## Local jacobian, universal Witt bivector group and the tame symbol. (Jacobienne locale, groupe de bivecteurs de Witt universel, et symbole modéré.)(French)Zbl 0840.14031

Summary: Let $$S= \text{Spec} (A)$$ be a noetherian affine scheme, $${\mathcal X}\to S$$ and $$S$$-formal curve isomorphic to $$\text{Spf} ({\mathcal O}_S [[T]])$$, and $${\mathcal U}= \text{Spec} (A[[T]][T^{-1}])$$. Let $$G$$ be any commutative, smooth and separated $$S$$-group scheme.

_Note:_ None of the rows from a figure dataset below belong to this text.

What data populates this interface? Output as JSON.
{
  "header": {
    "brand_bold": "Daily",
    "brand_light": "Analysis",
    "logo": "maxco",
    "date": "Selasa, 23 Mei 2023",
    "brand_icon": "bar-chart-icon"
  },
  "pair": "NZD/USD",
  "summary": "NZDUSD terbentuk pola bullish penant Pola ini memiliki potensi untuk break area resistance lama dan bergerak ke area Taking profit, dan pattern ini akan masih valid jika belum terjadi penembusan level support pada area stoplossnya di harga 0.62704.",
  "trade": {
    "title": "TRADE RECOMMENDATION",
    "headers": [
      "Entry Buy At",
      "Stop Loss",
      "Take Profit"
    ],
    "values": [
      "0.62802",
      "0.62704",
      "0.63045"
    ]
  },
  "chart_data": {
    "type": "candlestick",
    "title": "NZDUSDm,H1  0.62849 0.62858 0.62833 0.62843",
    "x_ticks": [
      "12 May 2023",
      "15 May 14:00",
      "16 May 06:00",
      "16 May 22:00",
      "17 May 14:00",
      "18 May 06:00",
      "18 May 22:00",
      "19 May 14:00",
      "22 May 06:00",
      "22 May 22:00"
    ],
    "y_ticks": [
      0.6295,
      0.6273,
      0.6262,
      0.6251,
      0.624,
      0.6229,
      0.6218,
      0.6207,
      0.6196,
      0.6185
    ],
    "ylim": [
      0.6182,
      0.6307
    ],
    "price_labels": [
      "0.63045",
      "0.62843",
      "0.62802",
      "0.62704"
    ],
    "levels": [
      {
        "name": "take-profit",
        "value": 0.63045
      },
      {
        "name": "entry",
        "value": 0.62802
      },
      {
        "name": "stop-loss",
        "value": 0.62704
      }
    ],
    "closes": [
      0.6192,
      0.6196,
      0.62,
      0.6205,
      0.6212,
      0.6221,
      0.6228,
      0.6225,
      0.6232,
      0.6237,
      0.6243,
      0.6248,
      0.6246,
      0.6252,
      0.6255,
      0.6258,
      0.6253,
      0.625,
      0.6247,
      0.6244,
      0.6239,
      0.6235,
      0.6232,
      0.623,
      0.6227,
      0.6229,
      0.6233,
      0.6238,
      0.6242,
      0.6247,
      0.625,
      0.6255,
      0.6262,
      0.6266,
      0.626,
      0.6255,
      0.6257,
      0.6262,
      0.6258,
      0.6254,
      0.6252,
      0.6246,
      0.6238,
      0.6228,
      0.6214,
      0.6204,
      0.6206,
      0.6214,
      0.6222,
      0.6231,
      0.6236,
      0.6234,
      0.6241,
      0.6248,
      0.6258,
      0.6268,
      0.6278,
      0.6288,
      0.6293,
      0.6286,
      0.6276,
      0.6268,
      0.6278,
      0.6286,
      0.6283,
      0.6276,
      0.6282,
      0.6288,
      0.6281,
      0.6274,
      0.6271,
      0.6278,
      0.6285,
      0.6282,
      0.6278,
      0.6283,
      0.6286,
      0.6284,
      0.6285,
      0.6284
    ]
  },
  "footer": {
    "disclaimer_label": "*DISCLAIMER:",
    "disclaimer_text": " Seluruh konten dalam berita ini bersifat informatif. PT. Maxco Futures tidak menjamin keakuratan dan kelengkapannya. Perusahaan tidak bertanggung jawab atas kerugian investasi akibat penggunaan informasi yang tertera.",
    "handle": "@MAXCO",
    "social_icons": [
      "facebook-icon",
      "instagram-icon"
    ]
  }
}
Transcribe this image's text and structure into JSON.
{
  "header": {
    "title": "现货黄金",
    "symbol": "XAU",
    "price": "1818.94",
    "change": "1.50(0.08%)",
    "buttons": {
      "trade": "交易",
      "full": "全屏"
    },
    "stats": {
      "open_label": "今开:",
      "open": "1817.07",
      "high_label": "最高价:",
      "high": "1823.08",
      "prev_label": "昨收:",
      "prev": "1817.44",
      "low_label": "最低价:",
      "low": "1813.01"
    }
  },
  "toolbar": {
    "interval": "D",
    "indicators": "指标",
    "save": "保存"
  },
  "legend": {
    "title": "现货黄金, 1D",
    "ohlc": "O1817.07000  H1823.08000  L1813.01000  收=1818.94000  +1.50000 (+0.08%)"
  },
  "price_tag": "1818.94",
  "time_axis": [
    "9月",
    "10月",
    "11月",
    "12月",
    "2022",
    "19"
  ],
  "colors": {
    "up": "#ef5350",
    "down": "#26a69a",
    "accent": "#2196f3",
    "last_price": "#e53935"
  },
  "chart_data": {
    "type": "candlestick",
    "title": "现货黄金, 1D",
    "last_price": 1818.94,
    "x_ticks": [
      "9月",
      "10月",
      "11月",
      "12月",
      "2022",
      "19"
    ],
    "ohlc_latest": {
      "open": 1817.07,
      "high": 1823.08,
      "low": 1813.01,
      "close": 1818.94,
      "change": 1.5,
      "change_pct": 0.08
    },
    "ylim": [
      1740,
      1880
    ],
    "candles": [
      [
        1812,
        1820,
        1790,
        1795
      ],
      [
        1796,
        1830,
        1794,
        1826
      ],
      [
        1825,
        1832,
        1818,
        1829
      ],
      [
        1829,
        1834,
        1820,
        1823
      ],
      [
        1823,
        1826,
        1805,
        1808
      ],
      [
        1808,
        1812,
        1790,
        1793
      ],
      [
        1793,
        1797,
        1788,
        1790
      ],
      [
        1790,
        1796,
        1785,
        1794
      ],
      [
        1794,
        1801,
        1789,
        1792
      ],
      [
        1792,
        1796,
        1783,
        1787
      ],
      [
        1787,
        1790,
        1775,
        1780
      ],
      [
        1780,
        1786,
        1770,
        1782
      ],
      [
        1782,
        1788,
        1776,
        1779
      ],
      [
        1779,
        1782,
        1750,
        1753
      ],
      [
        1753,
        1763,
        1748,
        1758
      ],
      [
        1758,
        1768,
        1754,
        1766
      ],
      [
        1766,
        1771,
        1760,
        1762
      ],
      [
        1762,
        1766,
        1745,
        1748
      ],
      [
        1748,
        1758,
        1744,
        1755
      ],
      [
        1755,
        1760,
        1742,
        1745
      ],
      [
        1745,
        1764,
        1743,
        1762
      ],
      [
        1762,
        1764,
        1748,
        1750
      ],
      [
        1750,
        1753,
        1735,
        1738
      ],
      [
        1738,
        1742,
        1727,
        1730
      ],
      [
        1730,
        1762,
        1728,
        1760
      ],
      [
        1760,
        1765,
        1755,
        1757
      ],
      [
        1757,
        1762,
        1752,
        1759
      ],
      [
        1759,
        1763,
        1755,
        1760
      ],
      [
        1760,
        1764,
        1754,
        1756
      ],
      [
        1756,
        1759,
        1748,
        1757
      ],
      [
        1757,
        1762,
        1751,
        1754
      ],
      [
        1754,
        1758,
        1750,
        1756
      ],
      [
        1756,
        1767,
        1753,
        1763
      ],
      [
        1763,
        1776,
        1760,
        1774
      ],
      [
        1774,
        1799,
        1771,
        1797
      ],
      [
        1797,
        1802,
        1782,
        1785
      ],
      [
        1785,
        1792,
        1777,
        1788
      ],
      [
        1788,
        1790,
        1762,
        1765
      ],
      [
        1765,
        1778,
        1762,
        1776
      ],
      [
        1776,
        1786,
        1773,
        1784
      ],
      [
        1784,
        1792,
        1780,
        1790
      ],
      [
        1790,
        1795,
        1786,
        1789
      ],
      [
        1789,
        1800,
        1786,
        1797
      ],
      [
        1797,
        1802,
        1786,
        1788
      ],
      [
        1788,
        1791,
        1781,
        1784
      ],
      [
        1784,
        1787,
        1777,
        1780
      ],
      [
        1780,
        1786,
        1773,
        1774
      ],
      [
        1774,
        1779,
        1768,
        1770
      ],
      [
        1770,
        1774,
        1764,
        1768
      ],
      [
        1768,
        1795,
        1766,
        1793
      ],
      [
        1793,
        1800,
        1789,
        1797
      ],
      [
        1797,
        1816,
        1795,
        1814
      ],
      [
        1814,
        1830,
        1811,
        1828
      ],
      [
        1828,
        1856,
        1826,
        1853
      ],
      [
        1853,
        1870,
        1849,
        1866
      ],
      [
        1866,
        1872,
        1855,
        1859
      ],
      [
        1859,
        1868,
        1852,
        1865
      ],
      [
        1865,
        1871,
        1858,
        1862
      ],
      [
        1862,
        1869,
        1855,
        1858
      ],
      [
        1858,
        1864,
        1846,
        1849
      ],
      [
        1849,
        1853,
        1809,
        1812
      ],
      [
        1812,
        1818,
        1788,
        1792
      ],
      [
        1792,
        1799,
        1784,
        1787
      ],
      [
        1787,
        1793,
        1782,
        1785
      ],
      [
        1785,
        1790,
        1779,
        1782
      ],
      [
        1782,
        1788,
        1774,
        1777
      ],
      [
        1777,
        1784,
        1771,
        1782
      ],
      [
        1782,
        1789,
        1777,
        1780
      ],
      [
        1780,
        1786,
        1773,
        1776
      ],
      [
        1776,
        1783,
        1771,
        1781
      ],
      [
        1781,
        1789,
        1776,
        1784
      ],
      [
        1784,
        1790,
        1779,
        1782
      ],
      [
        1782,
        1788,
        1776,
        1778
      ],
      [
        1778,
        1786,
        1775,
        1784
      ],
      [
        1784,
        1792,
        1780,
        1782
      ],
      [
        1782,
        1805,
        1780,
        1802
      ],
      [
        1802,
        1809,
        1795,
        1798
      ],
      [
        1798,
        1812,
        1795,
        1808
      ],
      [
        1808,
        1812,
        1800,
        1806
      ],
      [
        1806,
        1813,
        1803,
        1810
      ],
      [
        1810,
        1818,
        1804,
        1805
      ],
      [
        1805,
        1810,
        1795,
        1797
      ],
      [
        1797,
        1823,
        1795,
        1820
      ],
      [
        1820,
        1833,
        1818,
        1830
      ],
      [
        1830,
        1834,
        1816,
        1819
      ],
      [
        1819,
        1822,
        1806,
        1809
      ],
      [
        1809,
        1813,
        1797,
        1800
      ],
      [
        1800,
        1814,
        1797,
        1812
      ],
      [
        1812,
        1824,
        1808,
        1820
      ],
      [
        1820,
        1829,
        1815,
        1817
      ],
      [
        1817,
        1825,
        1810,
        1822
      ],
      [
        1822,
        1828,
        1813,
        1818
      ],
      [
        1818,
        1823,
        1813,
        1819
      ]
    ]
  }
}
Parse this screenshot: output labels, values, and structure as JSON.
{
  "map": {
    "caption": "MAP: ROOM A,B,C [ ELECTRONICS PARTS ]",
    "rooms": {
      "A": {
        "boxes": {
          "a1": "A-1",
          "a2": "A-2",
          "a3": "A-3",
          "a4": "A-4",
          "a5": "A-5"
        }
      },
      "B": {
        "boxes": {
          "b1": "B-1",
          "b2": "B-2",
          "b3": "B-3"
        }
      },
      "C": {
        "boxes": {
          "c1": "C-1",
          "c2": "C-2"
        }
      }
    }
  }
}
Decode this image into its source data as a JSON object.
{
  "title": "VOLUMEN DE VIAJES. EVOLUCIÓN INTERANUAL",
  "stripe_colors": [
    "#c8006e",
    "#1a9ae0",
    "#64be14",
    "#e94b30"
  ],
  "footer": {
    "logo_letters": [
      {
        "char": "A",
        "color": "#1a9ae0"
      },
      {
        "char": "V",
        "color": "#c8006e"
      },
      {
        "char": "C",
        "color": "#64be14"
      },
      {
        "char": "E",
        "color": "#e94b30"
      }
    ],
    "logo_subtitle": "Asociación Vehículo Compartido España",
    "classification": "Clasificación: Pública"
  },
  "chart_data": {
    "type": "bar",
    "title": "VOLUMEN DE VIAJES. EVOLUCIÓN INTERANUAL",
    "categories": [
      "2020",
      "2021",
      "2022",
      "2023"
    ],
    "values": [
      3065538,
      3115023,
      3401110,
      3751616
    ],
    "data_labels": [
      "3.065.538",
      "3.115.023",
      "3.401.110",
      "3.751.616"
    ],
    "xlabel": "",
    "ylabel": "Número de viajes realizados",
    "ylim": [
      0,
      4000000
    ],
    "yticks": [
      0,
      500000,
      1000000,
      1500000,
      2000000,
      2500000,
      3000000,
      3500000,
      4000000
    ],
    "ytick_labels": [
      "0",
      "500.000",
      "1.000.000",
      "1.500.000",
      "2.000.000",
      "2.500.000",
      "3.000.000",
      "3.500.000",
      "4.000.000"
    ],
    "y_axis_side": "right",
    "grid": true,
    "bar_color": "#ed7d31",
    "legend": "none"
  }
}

We construct an $$S$$-group extension $${\mathcal F}$$ of the completion $$\check W$$, of the universal $$S$$-Witt vector group $$W$$, by the group of units $${\mathcal O}_S [[T]]^*$$, we associate an $$S$$-functor $${\mathcal F}_{\text{omb}}$$ to $${\mathcal F}$$, we define an Abel-Jacobi morphism $$f: {\mathcal U}\to {\mathcal F}_{\text{omb}}$$, which sets up an isomorphism $\operatorname{Hom}_{S\text{-gr}} ({\mathcal F},G) \overset\sim \rightarrow G({\mathcal U}). \tag $$*$$$ We define an $$S$$-bihomomorphism $${\mathcal F}\times {\mathcal F}\to \underline {\mathbb{G}}_{mS}$$, identifying $${\mathcal F}$$ to its own dual group, and inducing the isomorphism $$(*)$$ if $$G= \underline {\mathbb{G}}_{mS}$$.

### MSC:

 14L05 Formal groups, $$p$$-divisible groups 14L15 Group schemes 14G20 Local ground fields in algebraic geometry 13K05 Witt vectors and related rings (MSC2000)

### Keywords:

formal curve; Witt vector group; group scheme